Cependant, les vainqueurs, sur la crète du pont,
Sans donner une plainte aux victimes noyées,
Passent, tambours battants, enseignes déployées.
Cette planche, gravée en six cartons divers,
Par Lucas Vostermann, d’après Rubens, d’Anvers,
Femmes, au coeur hautain, pâles cariatides,
Qui ployez à regret des têtes moins timides
Sous le fronton pesant des devoirs et des lois,
Et qui vous refusez à porter votre croix,
De votre destinée est l’effrayant symbole
Et je l’y vois écrite en sombre parabole:
Comme vous, autrefois, folles de liberté,
Des femmes au grand coeur, à la mâle beauté,
Se brûlèrent un sein, et mirent à la place
La Méduse sculptée au coeur de la cuirasse;
Elles laissèrent là l’aiguille et les fuseaux,
La navette qui court à travers les réseaux,
Les travaux de la femme et les soins du ménage,
Pour la lance et l’épée, instruments de carnage;
Négligeant la parure, et n’ayant pour se voir
Qu’un bouclier d’airain, fauve et louche miroir;
Au Thermodon, qu’enjambe un pont d’une seule arche,
Leur troupe rencontra la grande armée en marche;
Ce fut un choc terrible, et sur le pont, longtemps
Incertaine marée, on vit les combattants,
Les chevelures d’or où bien les têtes brunes,
Femmes, soldats, suivant leurs diverses fortunes,
Pousser et repousser leur flux et leur reflux,
Et longtemps la victoire, aux pieds irrésolus,
Mesurant le terrain et supputant les pertes,
Erra d’un camp à l’autre avec ses palmes vertes.

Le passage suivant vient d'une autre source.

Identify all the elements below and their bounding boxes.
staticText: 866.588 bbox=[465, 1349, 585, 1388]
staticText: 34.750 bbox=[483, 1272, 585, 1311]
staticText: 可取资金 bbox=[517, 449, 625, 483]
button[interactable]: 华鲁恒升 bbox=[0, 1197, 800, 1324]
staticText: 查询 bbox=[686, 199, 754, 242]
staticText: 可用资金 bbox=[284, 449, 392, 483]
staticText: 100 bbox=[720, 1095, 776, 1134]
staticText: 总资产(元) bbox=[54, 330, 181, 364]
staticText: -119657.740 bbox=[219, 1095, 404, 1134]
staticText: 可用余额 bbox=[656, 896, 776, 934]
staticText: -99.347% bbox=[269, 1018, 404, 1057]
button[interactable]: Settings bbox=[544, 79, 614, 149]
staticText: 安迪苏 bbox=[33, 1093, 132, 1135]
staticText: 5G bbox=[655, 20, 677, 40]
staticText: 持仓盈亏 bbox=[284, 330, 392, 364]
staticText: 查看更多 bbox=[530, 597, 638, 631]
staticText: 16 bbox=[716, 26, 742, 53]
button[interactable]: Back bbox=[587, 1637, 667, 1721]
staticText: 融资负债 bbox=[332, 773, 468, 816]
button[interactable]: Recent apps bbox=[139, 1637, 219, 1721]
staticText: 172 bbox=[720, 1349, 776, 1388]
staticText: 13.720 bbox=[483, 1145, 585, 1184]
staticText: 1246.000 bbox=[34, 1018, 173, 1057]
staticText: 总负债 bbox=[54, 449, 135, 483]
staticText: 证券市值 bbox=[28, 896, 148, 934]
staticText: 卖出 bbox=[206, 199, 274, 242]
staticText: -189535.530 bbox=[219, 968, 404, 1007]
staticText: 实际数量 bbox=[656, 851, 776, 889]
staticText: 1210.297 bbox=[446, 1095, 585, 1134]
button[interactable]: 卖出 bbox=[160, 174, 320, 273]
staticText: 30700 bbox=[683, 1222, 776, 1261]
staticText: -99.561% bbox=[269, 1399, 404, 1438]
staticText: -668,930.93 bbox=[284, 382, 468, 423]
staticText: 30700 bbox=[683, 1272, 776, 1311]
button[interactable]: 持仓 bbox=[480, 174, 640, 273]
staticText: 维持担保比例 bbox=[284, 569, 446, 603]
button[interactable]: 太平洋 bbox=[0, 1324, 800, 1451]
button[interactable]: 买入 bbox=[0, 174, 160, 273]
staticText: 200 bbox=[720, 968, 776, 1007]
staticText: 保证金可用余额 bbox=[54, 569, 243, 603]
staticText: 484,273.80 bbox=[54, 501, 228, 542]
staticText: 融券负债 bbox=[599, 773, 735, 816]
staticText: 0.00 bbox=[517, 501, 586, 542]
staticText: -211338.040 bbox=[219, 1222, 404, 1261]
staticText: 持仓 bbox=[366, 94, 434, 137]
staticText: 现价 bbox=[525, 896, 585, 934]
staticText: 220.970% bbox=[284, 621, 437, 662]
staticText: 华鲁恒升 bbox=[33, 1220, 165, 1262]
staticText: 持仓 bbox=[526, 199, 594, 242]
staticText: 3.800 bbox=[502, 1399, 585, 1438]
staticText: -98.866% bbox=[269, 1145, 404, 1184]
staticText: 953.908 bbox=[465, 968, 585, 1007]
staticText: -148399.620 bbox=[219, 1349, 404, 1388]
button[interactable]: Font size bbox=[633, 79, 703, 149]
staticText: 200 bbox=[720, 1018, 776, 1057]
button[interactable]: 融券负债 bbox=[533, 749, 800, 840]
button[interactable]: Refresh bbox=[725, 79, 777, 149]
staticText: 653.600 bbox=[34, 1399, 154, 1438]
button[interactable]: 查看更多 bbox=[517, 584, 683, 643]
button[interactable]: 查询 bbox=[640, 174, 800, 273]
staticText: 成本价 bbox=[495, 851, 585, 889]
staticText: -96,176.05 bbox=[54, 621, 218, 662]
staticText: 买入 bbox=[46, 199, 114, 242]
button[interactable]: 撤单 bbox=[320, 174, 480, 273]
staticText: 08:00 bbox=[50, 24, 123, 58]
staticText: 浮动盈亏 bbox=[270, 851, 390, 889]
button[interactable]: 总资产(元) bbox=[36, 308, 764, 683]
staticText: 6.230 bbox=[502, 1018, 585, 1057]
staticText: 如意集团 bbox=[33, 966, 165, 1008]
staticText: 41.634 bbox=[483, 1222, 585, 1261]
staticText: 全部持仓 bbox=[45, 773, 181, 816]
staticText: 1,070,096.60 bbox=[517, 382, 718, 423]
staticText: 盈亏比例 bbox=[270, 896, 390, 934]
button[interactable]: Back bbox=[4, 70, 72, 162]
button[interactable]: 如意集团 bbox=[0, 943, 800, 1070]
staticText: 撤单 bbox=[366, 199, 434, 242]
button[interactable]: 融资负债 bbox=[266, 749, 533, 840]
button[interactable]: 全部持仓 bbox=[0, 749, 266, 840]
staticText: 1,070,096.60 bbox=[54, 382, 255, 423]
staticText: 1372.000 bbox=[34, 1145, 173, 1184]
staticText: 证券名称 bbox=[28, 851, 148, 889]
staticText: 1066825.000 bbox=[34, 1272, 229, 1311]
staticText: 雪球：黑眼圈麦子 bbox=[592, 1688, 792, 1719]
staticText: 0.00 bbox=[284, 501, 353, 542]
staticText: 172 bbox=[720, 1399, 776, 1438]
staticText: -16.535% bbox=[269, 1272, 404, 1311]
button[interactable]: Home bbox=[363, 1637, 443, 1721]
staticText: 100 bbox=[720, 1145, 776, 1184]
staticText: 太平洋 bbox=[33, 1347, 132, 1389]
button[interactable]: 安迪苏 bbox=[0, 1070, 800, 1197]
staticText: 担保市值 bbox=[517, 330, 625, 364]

De fatigue à la fin, les bras frêles et blancs
Laissèrent, tout meurtris, choir leurs glaives sanglants
Trop faibles ouvriers pour de si fortes âmes;
Et, dans l’eau, jusqu’au soir, il plut des corps de femmes!
 

Élégie

 
J’ai fait une remarque hier en te quittant.
Sans doute j’ai mal vu; mais quand on aime tant,
On a peur; on se fait, avec la moindre chose,
Un sujet de tourments. On veut savoir la cause
De chaque effet. Un mot, un geste, une ombre, un rien,
La plus folle chimère, un souvenir ancien
Qui dormait dans un coin du coeur et qui s’éveille,
Tout vous effraie. On dit qu’infortune pareille,
Ne s’est pas encor vue et que l’on en mourra;
L’on n’en meurt pas; demain peut-être on en rira.
Vous veniez pour vous plaindre; un baiser, un sourire,
Et vous ne savez plus ce que vous veniez dire.
Quand tu liras ces vers, sans doute tu diras
Que mon idée est folle et tu m’embrasseras,
Et puis, j’oublierai tout, excepté que je t’aime
Et que je t’aimerai toujours. Fais-en de même.
Or, voici ma remarque. Il m’a semblé cela.
Je voudrais oublier toutes ces choses-là.
Mais je ne puis. Hier tu paraissais distraite,
Et ce n’est pas ainsi, certes, que Juliette
Laisse aller Roméo qui part. En ce moment
Où mon âme pamée à chaque embrassement,
S’élançait sur ta bouche au-devant de ton âme,
Où ma prunelle en pleurs baignait ma joue en flamme,
Où mon coeur éperdu, sur ton coeur qu’il cherchait,
Vibrait comme une lyre au toucher de l’archet,
Où mes deux bras noués, comme ceux d’un avare
Qui tient son or et craint qu’un larron s’en empare,
Te tenaient enfermée et t’enchaînaient à moi.
Toi, tu ne disais rien; tu n’écoutais pas, toi;
Mes baisers s’éteignaient sur ta lèvre glacée;
Je ne te sentais pas sentir; ta main pressée
N’entendait pas la mienne et ne répondait rien.
J’étais là, devant toi, comme un musicien,
Tourmentant le clavier d’un clavecin sans cordes.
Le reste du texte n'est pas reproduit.